Na wspomnianej wyżej mapie znalazłem nieopodal toru miejsce oznaczone KD Schanze. KD oznacza Kulturgeschichtliche Denkmal, co można tłumaczyć jako pomnik historii. Schanze to szaniec, okop. Nie wiem, czego można się po takim oznaczeniu i co za tym idzie po tym miejscu spodziewać i przede wszystkim, co zachowało się w tym miejscu do dziś. Namawiam jednak kolegów na wypad w las. Mapa, mimo iż chwilami prowadzi nas ledwo rozpoznawalnymi, od lat nieużywanymi drogami, robi to bezbłędnie i po kilkunastu minutach jesteśmy na miejscu. Miejsce oznaczone KD Schanze okazuje się być miejscem jakiejś bitwy. Trudno znaleźć jakieś konkretne informacje na ten temat. Niewykluczone, że chodzi o mającą tu prawdopodobnie miejsce potyczkę Rosjan i Francuzów z lutego 1807 roku. Dziś można odnaleźć wyraźne długie okopy ciągnące się łukiem przez śródleśną polankę i znikające w gęstym lesie.


W drodze do KD Schanze.



KD Schanze.



Po drodze do następnej na trasie stacji mijamy jeszcze dwa wiadukty. Jeden z nich oglądamy dość dokładnie.


Wiadukt.



Wiadukt.



Zbliżamy się do wsi Wolnica. Strzałka na szlaku sugeruje, że można zeń zjechać do odległej o 0,82 kilometra wsi. Cóż za precyzja. Oczywiście zjeżdżamy. Po drodze zaskakuje nas widok kilku wanien na pastwisku. Wyprzedaż jakaś, czy co? Widziałem już nie raz, że wanna jest świetnym korytem dla bydła, ale taka ilość, pierwszy raz.


Warmiński Salon Łazienek.



We wsi nie ma sklepu, ale jest do obejrzenia kaplica pw. św. Michała Archanioła oraz dobrze zachowany budynek dawnej stacji kolejowej.
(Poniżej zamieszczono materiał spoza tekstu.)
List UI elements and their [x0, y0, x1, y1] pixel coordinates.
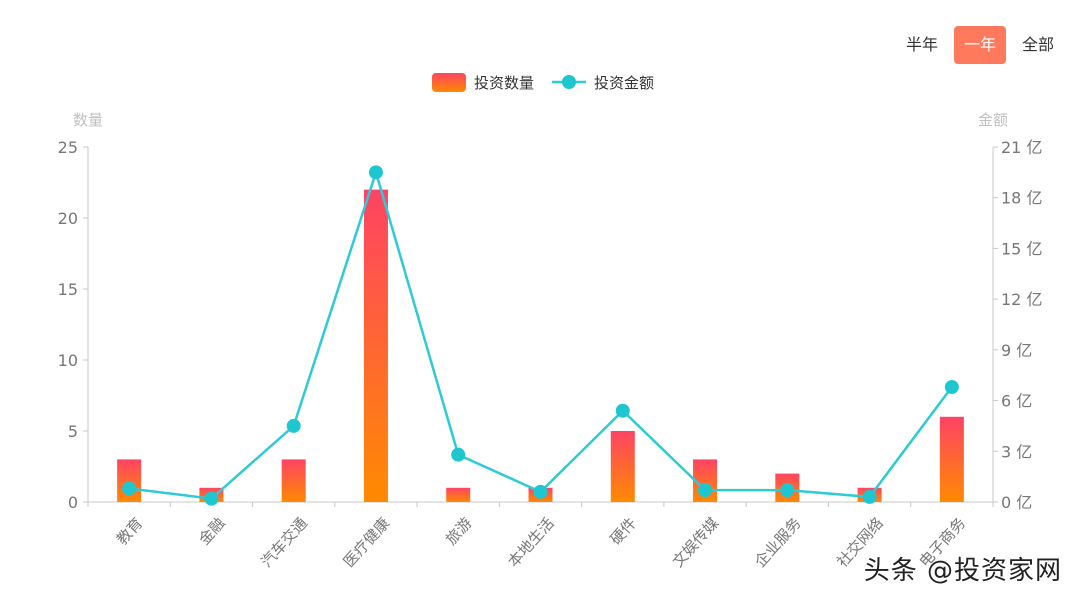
line-point[interactable]	[944, 380, 959, 395]
x-tick-label: 文娱传媒	[669, 514, 723, 571]
x-tick-label: 金融	[195, 514, 228, 548]
x-axis-labels: 教育 金融 汽车交通 医疗健康 旅游 本地生活 硬件 文娱传媒 企业服务 社交网络 电子商务	[113, 514, 969, 571]
legend-line-marker	[562, 75, 576, 89]
x-tick-label: 企业服务	[751, 514, 805, 571]
x-tick-label: 医疗健康	[340, 514, 394, 571]
left-tick-label: 20	[58, 209, 78, 228]
tab-one-year[interactable]: 一年	[953, 26, 1006, 64]
line-point[interactable]	[451, 447, 466, 462]
left-tick-label: 5	[68, 422, 78, 441]
chart-axes: 0 5 10 15 20 25 0 亿 3 亿 6 亿 9 亿 12 亿 15 亿 18 亿 21 亿 数量…	[58, 111, 1043, 512]
left-tick-label: 25	[58, 138, 78, 157]
bar[interactable]	[281, 459, 306, 502]
chart-legend[interactable]: 投资数量 投资金额	[432, 73, 654, 92]
line-point[interactable]	[533, 484, 548, 499]
x-tick-label: 旅游	[442, 514, 475, 548]
line-point[interactable]	[780, 483, 795, 498]
line-point[interactable]	[122, 481, 137, 496]
right-tick-label: 12 亿	[1001, 290, 1042, 309]
right-tick-label: 6 亿	[1001, 392, 1032, 411]
line-point[interactable]	[368, 165, 383, 180]
left-tick-label: 0	[68, 493, 78, 512]
line-point[interactable]	[698, 483, 713, 498]
period-tabs: 半年 一年 全部	[896, 26, 1064, 64]
right-tick-label: 9 亿	[1001, 341, 1032, 360]
right-tick-label: 18 亿	[1001, 189, 1042, 208]
x-tick-label: 本地生活	[504, 514, 558, 571]
line-point[interactable]	[862, 489, 877, 504]
bar[interactable]	[610, 431, 635, 502]
bar-series	[117, 189, 964, 502]
x-tick-label: 教育	[113, 514, 146, 548]
amount-line	[128, 168, 953, 500]
left-tick-label: 10	[58, 351, 78, 370]
bar[interactable]	[363, 189, 388, 502]
tab-half-year[interactable]: 半年	[905, 35, 938, 54]
right-tick-label: 3 亿	[1001, 442, 1032, 461]
legend-bar-swatch	[432, 73, 466, 92]
right-tick-label: 21 亿	[1001, 138, 1042, 157]
left-axis-name: 数量	[73, 111, 103, 129]
right-tick-label: 0 亿	[1001, 493, 1032, 512]
legend-bar-label: 投资数量	[474, 74, 534, 92]
line-point[interactable]	[286, 418, 301, 433]
left-tick-label: 15	[58, 280, 78, 299]
bar[interactable]	[117, 459, 142, 502]
x-tick-label: 硬件	[607, 514, 640, 548]
legend-line-label: 投资金额	[594, 74, 654, 92]
tab-all[interactable]: 全部	[1021, 35, 1054, 54]
right-tick-label: 15 亿	[1001, 239, 1042, 258]
x-tick-label: 汽车交通	[257, 514, 311, 571]
bar[interactable]	[446, 487, 471, 502]
bar[interactable]	[939, 416, 964, 502]
right-axis-name: 金额	[978, 111, 1008, 129]
line-point[interactable]	[204, 491, 219, 506]
watermark: 头条 @投资家网	[863, 556, 1062, 586]
line-series	[122, 165, 959, 506]
line-point[interactable]	[615, 403, 630, 418]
Wolnica. Kaplica pw. św. Michała Archanioła.



Wolnica [Freimarkt]. Budynek stacji kolejowej.



Jedziemy do Łaniewa szlakiem biegnącym to po starotorzu, to gdzieś bokami. W Łaniewie jest sklep i jest otwarty. Zatrzymujemy się...


...na Skwerku Wiejskim...



...po czym obejrzawszy dawny budynek stacji kolejowej...


Łaniewo [Launau]. Stacja kolejowa.



...kończymy przygodę z kolejową ścieżką rowerową przejazdem wzdłuż doliny Łyny - najdłuższej rzeki Warmii i Mazur. Mijamy Długołękę i zbliżamy się do Lidzbarka Warmińskiego.


Lidzbark Warmiński. Koniec ścieżki, bo, jak wiadomo, każda ścieżka ma dwa końce.



W Lidzbarku Warmińskim oglądamy:


Oranżerię Krasickiego.



Kościół pw. św. Piotra i Pawła.



Cerkiew prawosławną pw. św. Piotra i Pawła.



Mury miejskie.



Zamek.



Cmentarz wojenny.



Dworzec i wieżę ciśnień.



Powrót do Ornety [wbrew planom dość szybki] realizujemy krajową 513-tką. Zatrzymujemy się tylko w Ignalinie.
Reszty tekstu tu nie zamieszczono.